For some, it is easy to treat stories about cascading losses in global biodiversity as other people’s worries. Rainforest destruction in the Amazon, savage poaching and plummeting large mammal populations in Africa — those problems can seem so far away.
Last week, however, headlines about biodiversity loss pierced hearts in America. Just as Rachel Carson feared more than half a century ago in her book Silent Spring, we are losing our birds. New research published in the journal Science shows that, since 1970, wild bird populations in the US and Canada have dropped by almost 30 per cent, a loss of nearly 3bn breeding birds. The numbers read like Black Monday in the stock market: a 53 per cent loss among our grassland birds, a billion birds lost from our forests, 862m sparrows and 618m warblers and 440m blackbirds — all gone.
A report for the G7 prepared in May by the OECD offered a grim synopsis of all the varied measures of ecosystem loss across our planet. Overall, more than half of all the vertebrates in the world have disappeared since 1970, and today’s rate of species extinction is 1,000 times higher than prehuman times. The report also calculated the global economic costs of biodiversity loss to be on the scale of $10tn-$31tn a year.
We are fast approaching a tipping point of irreversible loss to naturally functioning ecosystems that will cause catastrophic — and frustratingly avoidable — economic losses at an enormous global scale.
Back in 1992 the UN proposed bold action through the Convention on Biological Diversity, a treaty joined by 196 member nations to launch global efforts for land and water conservation in order to protect worldwide biodiversity. The convention inspired Canada to pledge $1.35bn towards doubling its total protected area. That money launched an ambitious effort that has already conserved 1.66m square kilometres of Canadian land and ocean habitats, an area almost the size of Quebec. China, likewise, has made bold conservation moves, with its recent moratorium on development and World Heritage Site listing along the Yellow Sea coast, the world’s largest intertidal mudflat system and a critical habitat for more than 50 migratory shorebird species.
One member of the UN did not ratify the convention: the US. A century ago, the US was a global leader in conservation. It pioneered an international migratory bird treaty with Canada that protected hundreds of bird species shared across the two nations. This treaty and related laws rescued dozens of bird species that were being hunted into extinction. An American president, Woodrow Wilson, signed the treaty, and the Senate ratified the Migratory Bird Treaty Act in 1918 — even while the horrors of the first world war were monopolising lawmakers’ attention.
A hundred years later, the US has yet to join the convention on biological diversity because the Senate has been unwilling to ratify the treaty.
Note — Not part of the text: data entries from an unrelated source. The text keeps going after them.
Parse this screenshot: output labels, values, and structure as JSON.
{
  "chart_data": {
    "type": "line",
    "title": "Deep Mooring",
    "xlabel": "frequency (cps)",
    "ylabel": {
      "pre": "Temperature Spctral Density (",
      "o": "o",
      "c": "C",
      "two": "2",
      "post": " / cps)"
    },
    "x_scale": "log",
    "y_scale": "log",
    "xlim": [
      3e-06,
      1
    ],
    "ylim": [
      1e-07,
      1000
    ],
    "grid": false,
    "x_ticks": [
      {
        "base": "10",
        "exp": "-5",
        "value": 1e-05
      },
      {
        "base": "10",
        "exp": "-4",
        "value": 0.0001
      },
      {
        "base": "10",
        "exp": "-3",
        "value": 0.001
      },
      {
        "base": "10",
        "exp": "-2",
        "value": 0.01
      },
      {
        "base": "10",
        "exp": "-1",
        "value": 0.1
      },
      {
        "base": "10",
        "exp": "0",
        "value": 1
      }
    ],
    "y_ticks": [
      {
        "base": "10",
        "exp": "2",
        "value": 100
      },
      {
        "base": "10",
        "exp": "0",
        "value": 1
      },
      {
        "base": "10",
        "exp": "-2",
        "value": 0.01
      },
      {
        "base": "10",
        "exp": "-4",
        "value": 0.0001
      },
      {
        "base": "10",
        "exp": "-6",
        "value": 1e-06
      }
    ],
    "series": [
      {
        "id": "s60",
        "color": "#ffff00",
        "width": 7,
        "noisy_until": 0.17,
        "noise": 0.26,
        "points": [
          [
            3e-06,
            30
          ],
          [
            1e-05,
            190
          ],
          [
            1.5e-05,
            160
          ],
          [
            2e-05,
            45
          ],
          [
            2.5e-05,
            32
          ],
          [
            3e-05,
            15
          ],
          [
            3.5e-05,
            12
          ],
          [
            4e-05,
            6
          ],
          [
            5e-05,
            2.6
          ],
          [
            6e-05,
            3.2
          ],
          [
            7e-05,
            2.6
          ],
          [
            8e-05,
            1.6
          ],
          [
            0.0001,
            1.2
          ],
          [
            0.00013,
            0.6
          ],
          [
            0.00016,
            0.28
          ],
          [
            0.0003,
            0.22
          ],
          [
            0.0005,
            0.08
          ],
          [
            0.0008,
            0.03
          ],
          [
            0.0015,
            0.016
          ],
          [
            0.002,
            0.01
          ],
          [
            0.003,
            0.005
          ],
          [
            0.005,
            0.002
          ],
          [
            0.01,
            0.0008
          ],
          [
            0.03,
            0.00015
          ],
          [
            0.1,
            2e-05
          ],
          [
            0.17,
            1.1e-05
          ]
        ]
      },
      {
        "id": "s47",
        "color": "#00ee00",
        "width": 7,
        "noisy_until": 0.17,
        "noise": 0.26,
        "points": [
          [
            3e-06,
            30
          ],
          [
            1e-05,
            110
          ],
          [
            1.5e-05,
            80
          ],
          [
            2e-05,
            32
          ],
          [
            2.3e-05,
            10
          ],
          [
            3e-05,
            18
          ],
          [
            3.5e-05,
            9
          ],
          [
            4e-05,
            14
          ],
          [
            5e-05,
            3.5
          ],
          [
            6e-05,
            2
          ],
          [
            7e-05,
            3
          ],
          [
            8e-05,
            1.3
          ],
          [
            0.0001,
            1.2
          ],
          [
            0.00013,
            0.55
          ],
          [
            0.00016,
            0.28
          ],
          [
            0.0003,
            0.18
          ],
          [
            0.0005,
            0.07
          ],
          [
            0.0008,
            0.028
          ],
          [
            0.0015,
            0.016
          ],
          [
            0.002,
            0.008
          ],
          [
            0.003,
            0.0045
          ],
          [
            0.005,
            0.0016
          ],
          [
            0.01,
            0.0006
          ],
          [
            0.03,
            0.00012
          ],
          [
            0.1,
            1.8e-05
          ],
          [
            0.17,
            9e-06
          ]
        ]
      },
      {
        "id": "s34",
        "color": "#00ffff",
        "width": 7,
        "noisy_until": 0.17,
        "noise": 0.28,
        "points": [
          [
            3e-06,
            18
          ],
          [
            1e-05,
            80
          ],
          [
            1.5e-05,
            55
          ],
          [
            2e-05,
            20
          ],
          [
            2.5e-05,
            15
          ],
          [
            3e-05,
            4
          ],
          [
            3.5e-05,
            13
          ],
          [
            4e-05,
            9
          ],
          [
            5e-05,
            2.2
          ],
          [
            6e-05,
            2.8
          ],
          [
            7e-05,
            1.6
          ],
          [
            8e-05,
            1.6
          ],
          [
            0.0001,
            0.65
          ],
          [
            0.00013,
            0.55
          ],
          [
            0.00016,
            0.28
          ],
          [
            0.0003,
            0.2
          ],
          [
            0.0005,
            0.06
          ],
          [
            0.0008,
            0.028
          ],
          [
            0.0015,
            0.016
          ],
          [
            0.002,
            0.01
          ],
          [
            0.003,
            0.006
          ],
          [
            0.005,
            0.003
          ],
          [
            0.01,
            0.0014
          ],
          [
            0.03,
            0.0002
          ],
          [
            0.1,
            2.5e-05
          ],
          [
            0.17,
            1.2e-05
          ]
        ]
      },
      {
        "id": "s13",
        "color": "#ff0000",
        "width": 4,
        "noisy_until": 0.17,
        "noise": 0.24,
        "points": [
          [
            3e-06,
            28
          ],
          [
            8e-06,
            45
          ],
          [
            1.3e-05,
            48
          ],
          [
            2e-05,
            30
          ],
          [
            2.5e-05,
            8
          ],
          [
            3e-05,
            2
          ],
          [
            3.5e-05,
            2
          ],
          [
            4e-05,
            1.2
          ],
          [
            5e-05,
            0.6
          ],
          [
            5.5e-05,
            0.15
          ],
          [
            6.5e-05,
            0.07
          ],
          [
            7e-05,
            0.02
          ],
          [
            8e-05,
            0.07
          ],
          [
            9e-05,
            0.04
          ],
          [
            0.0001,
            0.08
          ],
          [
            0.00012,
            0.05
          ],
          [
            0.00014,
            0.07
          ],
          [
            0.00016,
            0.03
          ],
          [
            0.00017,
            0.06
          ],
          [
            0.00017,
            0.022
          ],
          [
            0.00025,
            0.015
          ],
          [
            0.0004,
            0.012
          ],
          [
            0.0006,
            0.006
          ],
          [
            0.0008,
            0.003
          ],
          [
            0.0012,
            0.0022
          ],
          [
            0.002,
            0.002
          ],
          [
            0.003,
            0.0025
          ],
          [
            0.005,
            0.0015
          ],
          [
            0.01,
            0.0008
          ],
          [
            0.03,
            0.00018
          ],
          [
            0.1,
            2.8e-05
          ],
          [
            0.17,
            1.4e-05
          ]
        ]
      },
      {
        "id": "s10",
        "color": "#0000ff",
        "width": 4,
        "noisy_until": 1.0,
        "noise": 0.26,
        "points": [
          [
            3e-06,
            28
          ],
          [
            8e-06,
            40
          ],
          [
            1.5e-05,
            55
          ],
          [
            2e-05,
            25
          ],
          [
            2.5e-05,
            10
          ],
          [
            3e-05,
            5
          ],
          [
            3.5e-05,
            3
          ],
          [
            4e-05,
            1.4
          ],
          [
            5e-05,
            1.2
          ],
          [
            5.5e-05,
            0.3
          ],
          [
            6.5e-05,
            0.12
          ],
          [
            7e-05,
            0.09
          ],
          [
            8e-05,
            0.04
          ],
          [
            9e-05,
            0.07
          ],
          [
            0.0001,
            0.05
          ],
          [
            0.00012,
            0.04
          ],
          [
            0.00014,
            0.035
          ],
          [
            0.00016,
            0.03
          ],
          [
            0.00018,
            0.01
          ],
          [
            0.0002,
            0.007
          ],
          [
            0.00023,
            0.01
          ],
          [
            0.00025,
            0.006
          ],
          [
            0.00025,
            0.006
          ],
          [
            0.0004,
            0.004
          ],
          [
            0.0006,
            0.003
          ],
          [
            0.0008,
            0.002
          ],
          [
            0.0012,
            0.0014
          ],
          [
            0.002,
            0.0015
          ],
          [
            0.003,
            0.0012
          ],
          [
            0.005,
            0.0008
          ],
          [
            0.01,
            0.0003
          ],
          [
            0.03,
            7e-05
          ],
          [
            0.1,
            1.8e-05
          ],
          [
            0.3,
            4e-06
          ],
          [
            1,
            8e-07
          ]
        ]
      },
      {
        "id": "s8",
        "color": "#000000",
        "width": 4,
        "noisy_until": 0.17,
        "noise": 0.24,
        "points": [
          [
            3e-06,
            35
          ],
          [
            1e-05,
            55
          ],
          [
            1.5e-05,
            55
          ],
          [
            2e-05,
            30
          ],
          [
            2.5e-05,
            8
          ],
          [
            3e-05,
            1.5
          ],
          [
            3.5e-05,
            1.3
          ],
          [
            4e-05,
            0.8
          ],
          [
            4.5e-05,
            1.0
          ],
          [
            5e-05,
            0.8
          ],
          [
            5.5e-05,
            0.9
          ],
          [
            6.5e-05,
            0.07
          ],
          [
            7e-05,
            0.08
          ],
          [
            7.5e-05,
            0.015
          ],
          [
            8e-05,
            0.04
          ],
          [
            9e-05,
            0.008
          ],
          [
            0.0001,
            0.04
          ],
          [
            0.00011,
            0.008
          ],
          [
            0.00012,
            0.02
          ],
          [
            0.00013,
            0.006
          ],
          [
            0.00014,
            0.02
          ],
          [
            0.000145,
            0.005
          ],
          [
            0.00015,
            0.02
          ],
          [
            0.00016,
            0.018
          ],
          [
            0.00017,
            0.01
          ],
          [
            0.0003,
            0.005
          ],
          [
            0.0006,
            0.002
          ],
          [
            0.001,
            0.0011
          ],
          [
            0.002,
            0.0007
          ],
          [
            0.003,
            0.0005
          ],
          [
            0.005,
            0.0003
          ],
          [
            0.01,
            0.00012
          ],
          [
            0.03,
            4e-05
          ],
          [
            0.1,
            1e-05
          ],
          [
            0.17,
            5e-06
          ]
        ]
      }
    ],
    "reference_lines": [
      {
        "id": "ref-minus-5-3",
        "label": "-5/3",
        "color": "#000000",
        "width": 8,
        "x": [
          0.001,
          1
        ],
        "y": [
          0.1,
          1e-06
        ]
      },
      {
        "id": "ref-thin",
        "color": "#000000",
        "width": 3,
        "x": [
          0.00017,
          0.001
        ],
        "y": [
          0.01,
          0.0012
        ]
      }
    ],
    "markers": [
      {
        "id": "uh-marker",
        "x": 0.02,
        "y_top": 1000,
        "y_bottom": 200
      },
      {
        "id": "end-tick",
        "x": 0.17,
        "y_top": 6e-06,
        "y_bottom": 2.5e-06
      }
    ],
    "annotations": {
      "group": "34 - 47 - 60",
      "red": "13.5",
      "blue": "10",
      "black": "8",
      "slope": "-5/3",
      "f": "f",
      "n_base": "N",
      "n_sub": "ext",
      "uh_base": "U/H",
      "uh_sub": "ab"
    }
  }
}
American NGOs have valiantly stepped in and made great progress towards the conservation of wildlife and habitats, but we need more. The next big opportunity for the US to engage on this issue will be the COP15 convention on biodviersity in China next year.
One only need look to the skies to see why the US must take a leadership role. The loss of nearly a third of our wild birds — during my own lifetime — is deeply troubling to me. It took nature millions of years to fill our continent with its living rainbow of scarlet tanagers, Baltimore orioles, yellow warblers, blue jays, and indigo buntings. Now all these species, and hundreds more, are suffering steep population declines.
Failure to act in the past cannot be an excuse for the future. The US must engage in the global biodiversity crisis, and it starts with participating in a meaningful way at COP15.
The writer, a former US Treasury secretary, chairs the Paulson Institute. He is also an avid birdwatcher.